何故だか話題にしてはいけない気がしたからだ。
ダリューンはそれに気づいてはいるが、あえて自分からは話すまいと口を結ぶ。
母のみならず、得体の知れない銀仮面の男にカナヤが捕らえられてしまったなどと言えるはずもない。
彼が落ち込んでしまう姿がありありと浮かぶからだ。
事の発端になってしまったエラムにしてみれば地雷そのもので、あれ以来得意の料理で鍋を焦がしたり皿をひっくり返したりと、凡ミスを連発してしまうくらいにはダメージを受けていた。
家を出て明るい光を浴びると、毎日の鍛錬として欠かさない剣の素ぶりを始めた。
(カナヤはこうして鍛錬している姿を、物珍しそうに見ていたな)
彼女の言動や様子を察するに、およそ血なまぐさい世界とは無縁の生き方をしていたのではないのかと思っていた。
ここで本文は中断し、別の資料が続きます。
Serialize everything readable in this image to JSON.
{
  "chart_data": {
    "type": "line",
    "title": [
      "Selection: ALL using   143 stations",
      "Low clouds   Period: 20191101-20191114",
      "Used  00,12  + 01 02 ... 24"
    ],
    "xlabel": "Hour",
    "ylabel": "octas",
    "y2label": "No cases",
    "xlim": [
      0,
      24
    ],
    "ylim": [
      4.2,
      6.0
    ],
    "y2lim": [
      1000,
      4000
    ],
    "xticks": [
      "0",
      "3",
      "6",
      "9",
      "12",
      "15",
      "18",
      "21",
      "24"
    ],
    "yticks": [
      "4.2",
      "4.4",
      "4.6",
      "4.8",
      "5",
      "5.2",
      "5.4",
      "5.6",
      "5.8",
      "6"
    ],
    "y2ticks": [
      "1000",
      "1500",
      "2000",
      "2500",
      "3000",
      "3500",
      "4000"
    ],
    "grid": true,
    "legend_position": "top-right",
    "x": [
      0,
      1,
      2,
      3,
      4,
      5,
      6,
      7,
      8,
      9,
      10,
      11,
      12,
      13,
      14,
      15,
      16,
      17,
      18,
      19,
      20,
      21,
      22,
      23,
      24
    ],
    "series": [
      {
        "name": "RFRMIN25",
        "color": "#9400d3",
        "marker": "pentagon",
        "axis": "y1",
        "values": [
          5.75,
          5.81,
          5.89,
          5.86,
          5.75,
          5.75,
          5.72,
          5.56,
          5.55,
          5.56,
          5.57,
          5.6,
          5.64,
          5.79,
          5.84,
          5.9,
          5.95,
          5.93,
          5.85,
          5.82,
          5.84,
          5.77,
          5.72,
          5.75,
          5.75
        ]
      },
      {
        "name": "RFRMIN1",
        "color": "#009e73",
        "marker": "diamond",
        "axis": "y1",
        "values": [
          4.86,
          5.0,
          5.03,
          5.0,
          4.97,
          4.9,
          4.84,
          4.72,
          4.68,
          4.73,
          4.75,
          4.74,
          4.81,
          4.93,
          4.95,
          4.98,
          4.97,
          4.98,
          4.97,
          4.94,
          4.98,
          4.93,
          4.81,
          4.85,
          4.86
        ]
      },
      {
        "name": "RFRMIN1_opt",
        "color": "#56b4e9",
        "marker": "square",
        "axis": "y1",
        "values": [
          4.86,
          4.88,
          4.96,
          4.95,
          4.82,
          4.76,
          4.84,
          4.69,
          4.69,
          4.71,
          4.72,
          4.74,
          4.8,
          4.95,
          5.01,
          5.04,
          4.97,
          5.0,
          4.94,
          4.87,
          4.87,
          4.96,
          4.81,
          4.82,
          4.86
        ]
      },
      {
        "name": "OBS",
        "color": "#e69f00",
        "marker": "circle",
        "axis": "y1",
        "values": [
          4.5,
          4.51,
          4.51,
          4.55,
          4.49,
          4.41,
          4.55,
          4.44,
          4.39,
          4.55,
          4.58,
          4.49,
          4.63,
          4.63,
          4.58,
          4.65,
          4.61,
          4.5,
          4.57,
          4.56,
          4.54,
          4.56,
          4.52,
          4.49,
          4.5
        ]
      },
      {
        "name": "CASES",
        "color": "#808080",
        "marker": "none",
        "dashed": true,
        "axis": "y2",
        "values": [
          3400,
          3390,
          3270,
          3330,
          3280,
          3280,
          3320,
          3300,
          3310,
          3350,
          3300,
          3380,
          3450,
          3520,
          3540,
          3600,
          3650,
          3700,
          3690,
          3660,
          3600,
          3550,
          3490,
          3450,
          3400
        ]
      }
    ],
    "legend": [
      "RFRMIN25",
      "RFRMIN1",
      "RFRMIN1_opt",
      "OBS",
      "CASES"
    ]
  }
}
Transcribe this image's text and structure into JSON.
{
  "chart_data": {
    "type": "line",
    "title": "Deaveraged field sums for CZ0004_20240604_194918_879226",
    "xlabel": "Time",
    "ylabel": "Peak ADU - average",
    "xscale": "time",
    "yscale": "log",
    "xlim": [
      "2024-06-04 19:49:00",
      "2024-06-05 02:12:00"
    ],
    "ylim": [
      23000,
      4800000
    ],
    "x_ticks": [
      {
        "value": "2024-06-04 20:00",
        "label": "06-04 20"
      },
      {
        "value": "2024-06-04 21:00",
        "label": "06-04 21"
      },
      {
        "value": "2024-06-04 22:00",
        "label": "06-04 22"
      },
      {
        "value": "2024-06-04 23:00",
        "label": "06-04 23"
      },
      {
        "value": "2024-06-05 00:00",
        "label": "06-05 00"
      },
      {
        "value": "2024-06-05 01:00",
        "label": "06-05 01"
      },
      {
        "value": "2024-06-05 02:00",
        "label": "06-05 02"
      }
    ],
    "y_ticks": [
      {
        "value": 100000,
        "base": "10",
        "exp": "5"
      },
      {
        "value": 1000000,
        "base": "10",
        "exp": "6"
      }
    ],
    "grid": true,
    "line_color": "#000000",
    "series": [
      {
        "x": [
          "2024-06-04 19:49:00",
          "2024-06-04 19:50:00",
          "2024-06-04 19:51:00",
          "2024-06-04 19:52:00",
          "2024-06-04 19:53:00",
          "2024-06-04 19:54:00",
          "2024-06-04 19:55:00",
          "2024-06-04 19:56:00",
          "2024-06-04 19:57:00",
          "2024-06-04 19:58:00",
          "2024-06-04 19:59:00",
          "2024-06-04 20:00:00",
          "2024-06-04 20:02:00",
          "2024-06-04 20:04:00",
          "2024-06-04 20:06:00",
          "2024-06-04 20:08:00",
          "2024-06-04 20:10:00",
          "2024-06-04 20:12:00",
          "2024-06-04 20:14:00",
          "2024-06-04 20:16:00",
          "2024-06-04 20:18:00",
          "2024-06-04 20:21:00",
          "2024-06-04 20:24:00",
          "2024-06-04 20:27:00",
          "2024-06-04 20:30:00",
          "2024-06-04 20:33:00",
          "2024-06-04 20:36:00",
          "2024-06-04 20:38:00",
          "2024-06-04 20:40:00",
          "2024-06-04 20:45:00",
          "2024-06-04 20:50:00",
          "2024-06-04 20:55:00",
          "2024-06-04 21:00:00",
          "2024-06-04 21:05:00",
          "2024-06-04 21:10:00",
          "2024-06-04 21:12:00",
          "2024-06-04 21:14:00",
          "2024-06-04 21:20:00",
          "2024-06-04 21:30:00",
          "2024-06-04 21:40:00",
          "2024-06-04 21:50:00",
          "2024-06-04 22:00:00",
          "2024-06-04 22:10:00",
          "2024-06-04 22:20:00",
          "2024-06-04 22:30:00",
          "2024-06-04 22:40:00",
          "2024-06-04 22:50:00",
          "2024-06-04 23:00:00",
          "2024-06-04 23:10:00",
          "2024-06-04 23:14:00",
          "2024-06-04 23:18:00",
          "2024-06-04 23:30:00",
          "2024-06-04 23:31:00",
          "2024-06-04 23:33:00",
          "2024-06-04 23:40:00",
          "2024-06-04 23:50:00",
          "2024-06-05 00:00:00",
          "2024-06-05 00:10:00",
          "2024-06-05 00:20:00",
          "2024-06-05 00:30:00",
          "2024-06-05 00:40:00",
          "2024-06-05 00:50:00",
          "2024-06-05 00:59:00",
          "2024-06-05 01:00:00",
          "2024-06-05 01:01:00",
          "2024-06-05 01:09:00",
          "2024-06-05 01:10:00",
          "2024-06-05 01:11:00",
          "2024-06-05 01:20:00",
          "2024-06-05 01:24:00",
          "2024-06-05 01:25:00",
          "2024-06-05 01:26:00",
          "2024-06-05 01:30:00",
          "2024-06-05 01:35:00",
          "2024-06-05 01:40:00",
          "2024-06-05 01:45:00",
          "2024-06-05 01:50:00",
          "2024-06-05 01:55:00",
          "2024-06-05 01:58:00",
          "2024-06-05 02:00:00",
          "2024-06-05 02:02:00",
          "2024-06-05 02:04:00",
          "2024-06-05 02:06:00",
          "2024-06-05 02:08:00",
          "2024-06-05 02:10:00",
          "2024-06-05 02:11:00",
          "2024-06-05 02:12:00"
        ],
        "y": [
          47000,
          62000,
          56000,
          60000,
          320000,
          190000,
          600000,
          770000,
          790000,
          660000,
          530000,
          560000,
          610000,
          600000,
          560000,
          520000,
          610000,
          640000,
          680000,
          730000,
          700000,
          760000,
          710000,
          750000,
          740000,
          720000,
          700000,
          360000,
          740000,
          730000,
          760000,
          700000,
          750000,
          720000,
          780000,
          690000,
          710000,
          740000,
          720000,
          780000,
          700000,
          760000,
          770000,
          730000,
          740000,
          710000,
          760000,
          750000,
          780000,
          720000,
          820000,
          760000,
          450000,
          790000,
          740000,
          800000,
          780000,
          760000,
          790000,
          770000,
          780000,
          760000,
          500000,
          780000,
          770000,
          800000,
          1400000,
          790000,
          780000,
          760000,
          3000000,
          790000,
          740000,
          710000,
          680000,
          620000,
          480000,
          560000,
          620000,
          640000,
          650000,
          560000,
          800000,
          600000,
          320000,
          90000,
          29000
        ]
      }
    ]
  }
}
記憶喪失と本人は言うし、それを嘘とも思わないのだが、ふとした仕草や向けられる眼差しが純粋な気がした。
そして時折見せる、引き締まった表情。
あの瞳の奥にある強い意志みたいなものに、単純にダリューンは魅せられているのだった。
少し低く通る声で、愛馬のソキウスに話しかける背中。
普段の少年くさい仕草とは真逆な、透き通る歌声。
月夜に染みるような寂しげな横顔。
黒髪に銀糸の前髪を揺らしながら、こちらを見透かしたように突き刺さる赤い瞳。
─そのどれもがダリューンの心を揺さぶっていた。
(殿下とそう変わらぬ歳くらいの娘に、俺は)
振り払うように一際鋭く突くように剣を前へ出すと、長く息を吐いて目を閉じた。
始まりは些細なものだった。たまたま気づいて助けただけ、それだけだった。
それが今やどうだ、心に巣食うようにしてその存在を主張している。
ダリューンは己の立場を再確認すると、その主張を押し込めるようにしてもう一度剣をふるったのだった。
そんな彼を影から見る者が1人。
(重症だな、あれも)
アルスラーンや己のレータク(侍童)であるエラムのみならず、武人であるダリューンまでもがこの調子だ。
カナヤの一体何が彼らをそうさせてしまうのか。
そう思う反面、記憶喪失で拾われた面白い存在という認識しかないナルサスにとっては、今の状況は甚だ迷惑なものでしかない。
こんな大事な時に、余計な荷物を増やすなどと。